More strikingly, once the violence began, Trump again did nothing to quell the violence. For 187 minutes, he took no action to cause the rioters to disperse.

He didn’t call in the National Guard.

He didn’t tweet his dismay at their actions.

Instead he watched, fascinated, even giddy, as the rioters attacked the Capitol building and threatened to halt the electoral count. Trump then riled them up even further by attacking Mike Pence as a coward who didn’t do his duty to stop the electoral count.

That tweet pushed the crowd to a murderous frenzy.

But what evidence could Trump’s lawyers cite of Trump’s supposed non-guilty intent? They would certainly note that Trump told the crowd at the Ellipse rally to be peaceful.

But prosecutors could counter that Trump already knew that they were armed and primed for combat, and that a single cover-your-ass remark, delivered as he sicced the armed crowd on Congress, does not absolve him.

Trump’s lawyers would also likely rely heavily upon a tweet by Trump on January 6 asking the crowd to “remain peaceful” with “no violence” and “to support our Capitol Police and law enforcement.” But that is clearly not the same as asking the rioters to leave the premises, as his staff and family implored him to do.

In any event, that tweet came far too late, at 3:13 pm, long after the violence had begun and the Capitol was under siege.

Trump could of course take the stand to explain how he had wanted a peaceful protest, but the prosecution would likely cross-examine him on why he refused to say so in the days before the insurrection, citing Hick’s evidence among others, as well as why he refused all entreaties by his advisors and family members to call off the mob.

Importantly, there does not currently appear to be any witness willing to testify as to Trump’s innocent state of mind, or any contemporaneous written evidence that Trump intended only a peaceful rally. On the other hand, there is plenty of evidence now showing Trump had no such intent.

Did Trump know he had lost the election?

Question (2) relates to the charge of conspiracy to defraud the United States, in this case via a concerted campaign of disinformation around an allegedly stolen election. Trump’s defense will be that he sincerely believed the election was fraudulent, and therefore didn’t have the requisite guilty state of mind.

Prosecutors will need to show otherwise.

Hick’s testimony will help demonstrate that all Trump really cared about was winning, and that at best he showed a callous disregard for whether what he was saying was actually true or not. All the adults in the room (i.e., “Team Normal”) told him, over and over, that there was no evidence of fraud, but he continued to repeat the lie.

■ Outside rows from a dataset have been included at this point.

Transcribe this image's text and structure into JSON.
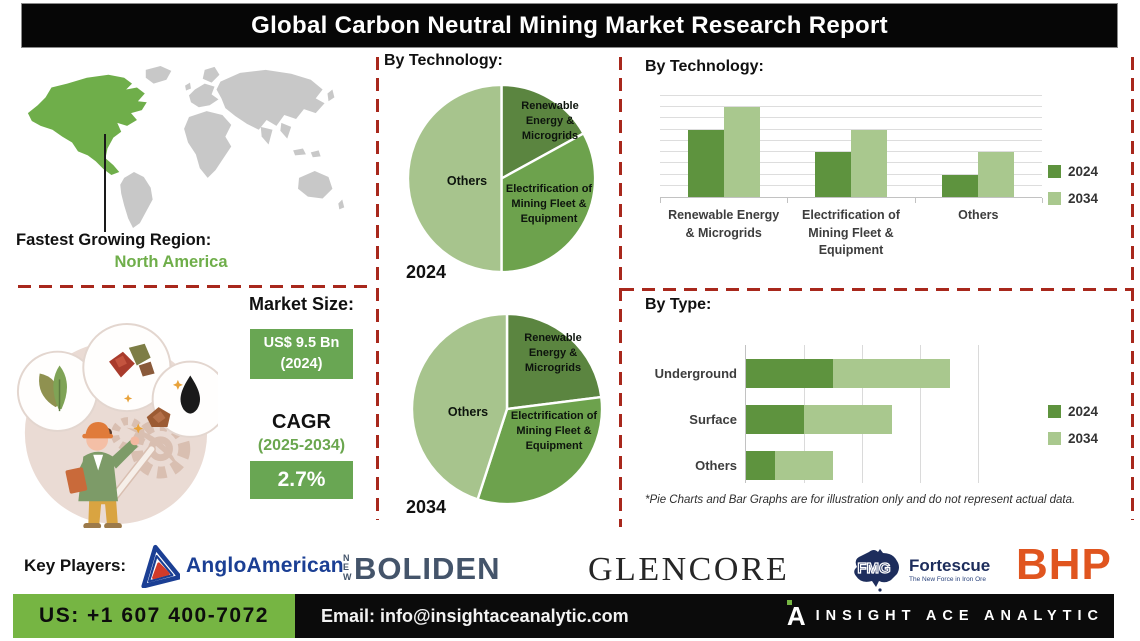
{
  "title": "Global Carbon Neutral Mining Market Research Report",
  "region_callout": {
    "label": "Fastest Growing Region:",
    "value": "North America"
  },
  "market_size": {
    "heading": "Market Size:",
    "value_primary": "US$ 9.5 Bn",
    "value_secondary": "(2024)",
    "cagr_heading": "CAGR",
    "cagr_period": "(2025-2034)",
    "cagr_value": "2.7%"
  },
  "sections": {
    "pie_title": "By Technology:",
    "bar_title": "By Technology:",
    "type_title": "By Type:",
    "footnote": "*Pie Charts and Bar Graphs are for illustration only and do not represent actual data."
  },
  "chart_data": [
    {
      "id": "pie-2024",
      "type": "pie",
      "title": "By Technology:",
      "year_label": "2024",
      "slices": [
        {
          "label": "Renewable Energy & Microgrids",
          "value": 17,
          "color": "#5b8540"
        },
        {
          "label": "Electrification of Mining Fleet & Equipment",
          "value": 33,
          "color": "#6da24d"
        },
        {
          "label": "Others",
          "value": 50,
          "color": "#a7c48d"
        }
      ]
    },
    {
      "id": "pie-2034",
      "type": "pie",
      "title": "By Technology:",
      "year_label": "2034",
      "slices": [
        {
          "label": "Renewable Energy & Microgrids",
          "value": 23,
          "color": "#5b8540"
        },
        {
          "label": "Electrification of Mining Fleet & Equipment",
          "value": 32,
          "color": "#6da24d"
        },
        {
          "label": "Others",
          "value": 45,
          "color": "#a7c48d"
        }
      ]
    },
    {
      "id": "bar-technology",
      "type": "bar",
      "title": "By Technology:",
      "categories": [
        "Renewable Energy & Microgrids",
        "Electrification of Mining Fleet & Equipment",
        "Others"
      ],
      "series": [
        {
          "name": "2024",
          "color": "#5e933e",
          "values": [
            6,
            4,
            2
          ]
        },
        {
          "name": "2034",
          "color": "#a9c88e",
          "values": [
            8,
            6,
            4
          ]
        }
      ],
      "ylim": [
        0,
        9
      ],
      "grid": true,
      "legend_position": "right"
    },
    {
      "id": "stacked-type",
      "type": "bar",
      "orientation": "horizontal",
      "stacked": true,
      "title": "By Type:",
      "categories": [
        "Underground",
        "Surface",
        "Others"
      ],
      "series": [
        {
          "name": "2024",
          "color": "#5e933e",
          "values": [
            1.5,
            1.0,
            0.5
          ]
        },
        {
          "name": "2034",
          "color": "#a9c88e",
          "values": [
            2.0,
            1.5,
            1.0
          ]
        }
      ],
      "xlim": [
        0,
        4
      ],
      "grid": true,
      "legend_position": "right"
    }
  ],
  "key_players": {
    "label": "Key Players:",
    "players": [
      {
        "name": "AngloAmerican"
      },
      {
        "name": "BOLIDEN",
        "prefix": "NEW"
      },
      {
        "name": "GLENCORE"
      },
      {
        "name": "Fortescue",
        "logo_text": "FMG",
        "tagline": "The New Force in Iron Ore"
      },
      {
        "name": "BHP"
      }
    ]
  },
  "footer": {
    "phone": "US: +1 607 400-7072",
    "email": "Email: info@insightaceanalytic.com",
    "brand": "INSIGHT ACE ANALYTIC",
    "brand_monogram": "A"
  },
  "colors": {
    "pie_dark_green": "#5b8540",
    "pie_mid_green": "#6da24d",
    "pie_light_green": "#a7c48d",
    "map_highlight_green": "#6fae4a",
    "value_box_green": "#69a653",
    "footer_green": "#76b543",
    "dash_red": "#a8281c",
    "bhp_orange": "#e0551f",
    "anglo_navy": "#1b3f94",
    "boliden_slate": "#44546a",
    "fortescue_navy": "#1d2d5c"
  }
}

Trump’s lawyers will either need to put him on the stand to explain his state of mind or call as witnesses members of the Kraken legal team (i.e., “Team Crazy”) to buttress Trump’s claims. These individuals, however, would likely plead the Fifth rather than try to explain their wild conspiracy theories before a jury.

What Trump is saying

Trump responded yesterday to the hearings, declaring on his Truth Social platform that “I DID NOTHING WRONG!” He predictably labeled the Committee a “corrupt and partisan” body that “goes after” him, then shamelessly hurled whataboutisms concerning the alleged criminality of Joe and Hunter Biden.

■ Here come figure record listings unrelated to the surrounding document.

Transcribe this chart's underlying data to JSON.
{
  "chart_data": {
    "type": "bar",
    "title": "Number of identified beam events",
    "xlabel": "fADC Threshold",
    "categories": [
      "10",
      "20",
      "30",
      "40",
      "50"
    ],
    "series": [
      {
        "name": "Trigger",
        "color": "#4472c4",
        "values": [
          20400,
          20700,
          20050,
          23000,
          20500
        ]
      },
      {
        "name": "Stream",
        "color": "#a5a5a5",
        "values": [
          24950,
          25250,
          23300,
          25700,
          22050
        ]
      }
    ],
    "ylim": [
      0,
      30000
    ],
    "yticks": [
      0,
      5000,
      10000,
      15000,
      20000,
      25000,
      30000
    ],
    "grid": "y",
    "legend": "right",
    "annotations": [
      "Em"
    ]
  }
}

Notably, however, Trump also argued in that post that he “pushed for 20,000 troops to prevent violence on Jan. 6” and “went on television and told everybody to go home.” This is useful information for prosecutors because it shows two of Trump’s likely lines of defense.

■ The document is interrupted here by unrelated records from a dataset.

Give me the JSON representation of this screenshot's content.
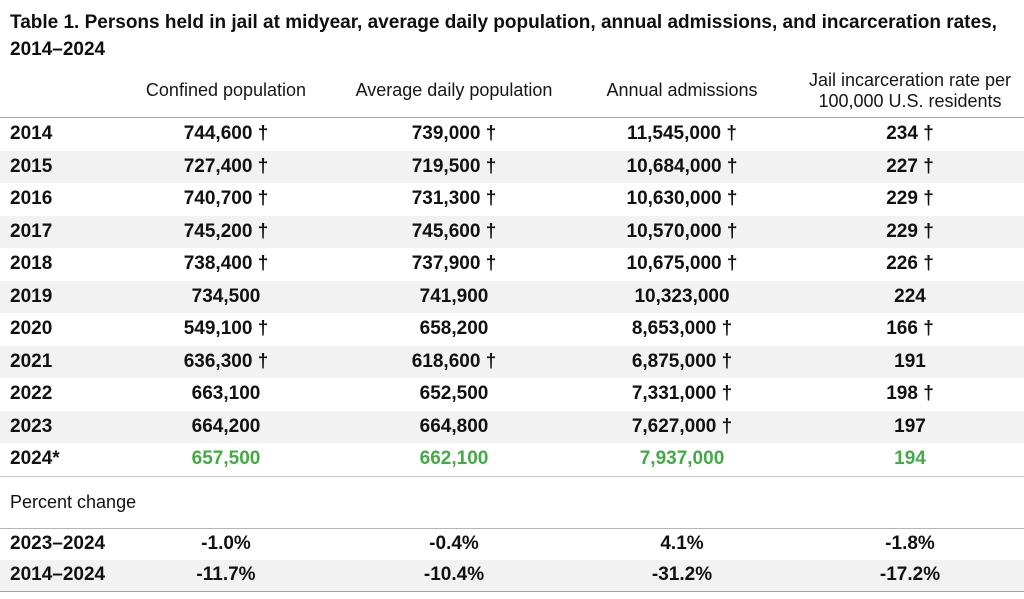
{
  "title_lines": [
    "Table 1. Persons held in jail at midyear, average daily population, annual admissions, and incarceration rates,",
    "2014–2024"
  ],
  "colors": {
    "highlight_green": "#44aa47",
    "stripe": "#f2f2f2",
    "rule_dark": "#9e9e9e"
  },
  "table": {
    "headers": [
      {
        "label": "Confined population"
      },
      {
        "label": "Average daily population"
      },
      {
        "label": "Annual admissions"
      },
      {
        "label": "Jail incarceration rate per",
        "label2": "100,000 U.S. residents"
      }
    ],
    "rows": [
      {
        "year": "2014",
        "confined": "744,600 †",
        "adp": "739,000 †",
        "admissions": "11,545,000 †",
        "rate": "234 †"
      },
      {
        "year": "2015",
        "confined": "727,400 †",
        "adp": "719,500 †",
        "admissions": "10,684,000 †",
        "rate": "227 †"
      },
      {
        "year": "2016",
        "confined": "740,700 †",
        "adp": "731,300 †",
        "admissions": "10,630,000 †",
        "rate": "229 †"
      },
      {
        "year": "2017",
        "confined": "745,200 †",
        "adp": "745,600 †",
        "admissions": "10,570,000 †",
        "rate": "229 †"
      },
      {
        "year": "2018",
        "confined": "738,400 †",
        "adp": "737,900 †",
        "admissions": "10,675,000 †",
        "rate": "226 †"
      },
      {
        "year": "2019",
        "confined": "734,500",
        "adp": "741,900",
        "admissions": "10,323,000",
        "rate": "224"
      },
      {
        "year": "2020",
        "confined": "549,100 †",
        "adp": "658,200",
        "admissions": "8,653,000 †",
        "rate": "166 †"
      },
      {
        "year": "2021",
        "confined": "636,300 †",
        "adp": "618,600 †",
        "admissions": "6,875,000 †",
        "rate": "191"
      },
      {
        "year": "2022",
        "confined": "663,100",
        "adp": "652,500",
        "admissions": "7,331,000 †",
        "rate": "198 †"
      },
      {
        "year": "2023",
        "confined": "664,200",
        "adp": "664,800",
        "admissions": "7,627,000 †",
        "rate": "197"
      },
      {
        "year": "2024*",
        "confined": "657,500",
        "adp": "662,100",
        "admissions": "7,937,000",
        "rate": "194",
        "highlight": true
      }
    ]
  },
  "percent_change": {
    "section_label": "Percent change",
    "rows": [
      {
        "label": "2023–2024",
        "confined": "-1.0%",
        "adp": "-0.4%",
        "admissions": "4.1%",
        "rate": "-1.8%"
      },
      {
        "label": "2014–2024",
        "confined": "-11.7%",
        "adp": "-10.4%",
        "admissions": "-31.2%",
        "rate": "-17.2%"
      }
    ]
  },
  "chart_data": {
    "type": "table",
    "title": "Table 1. Persons held in jail at midyear, average daily population, annual admissions, and incarceration rates, 2014–2024",
    "categories": [
      "2014",
      "2015",
      "2016",
      "2017",
      "2018",
      "2019",
      "2020",
      "2021",
      "2022",
      "2023",
      "2024*"
    ],
    "series": [
      {
        "name": "Confined population",
        "values": [
          744600,
          727400,
          740700,
          745200,
          738400,
          734500,
          549100,
          636300,
          663100,
          664200,
          657500
        ]
      },
      {
        "name": "Average daily population",
        "values": [
          739000,
          719500,
          731300,
          745600,
          737900,
          741900,
          658200,
          618600,
          652500,
          664800,
          662100
        ]
      },
      {
        "name": "Annual admissions",
        "values": [
          11545000,
          10684000,
          10630000,
          10570000,
          10675000,
          10323000,
          8653000,
          6875000,
          7331000,
          7627000,
          7937000
        ]
      },
      {
        "name": "Jail incarceration rate per 100,000 U.S. residents",
        "values": [
          234,
          227,
          229,
          229,
          226,
          224,
          166,
          191,
          198,
          197,
          194
        ]
      }
    ],
    "percent_change": {
      "2023–2024": [
        -1.0,
        -0.4,
        4.1,
        -1.8
      ],
      "2014–2024": [
        -11.7,
        -10.4,
        -31.2,
        -17.2
      ]
    },
    "dagger_marked_cells": "† shown after significant values; 2024* row rendered in green"
  }
}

He also tellingly omits the facts that (1) he never actually acted to call in any troops that day, and (2) it took him over three hours to make any kind of public statement of dispersal to the rioters.

Even then, Trump did not condemn what had taken place.

Instead, in his video address the afternoon of January 6th, he justified the attack as something that happens when an election is stolen, and he told his violent supporters they were “very special” and “We love you.”

In short, even Trump’s own words that day reveal he shared the objectives and celebrated the violent behavior of the insurrectionists.

Given another clear chance to publicly condemn the violence, he once again refused.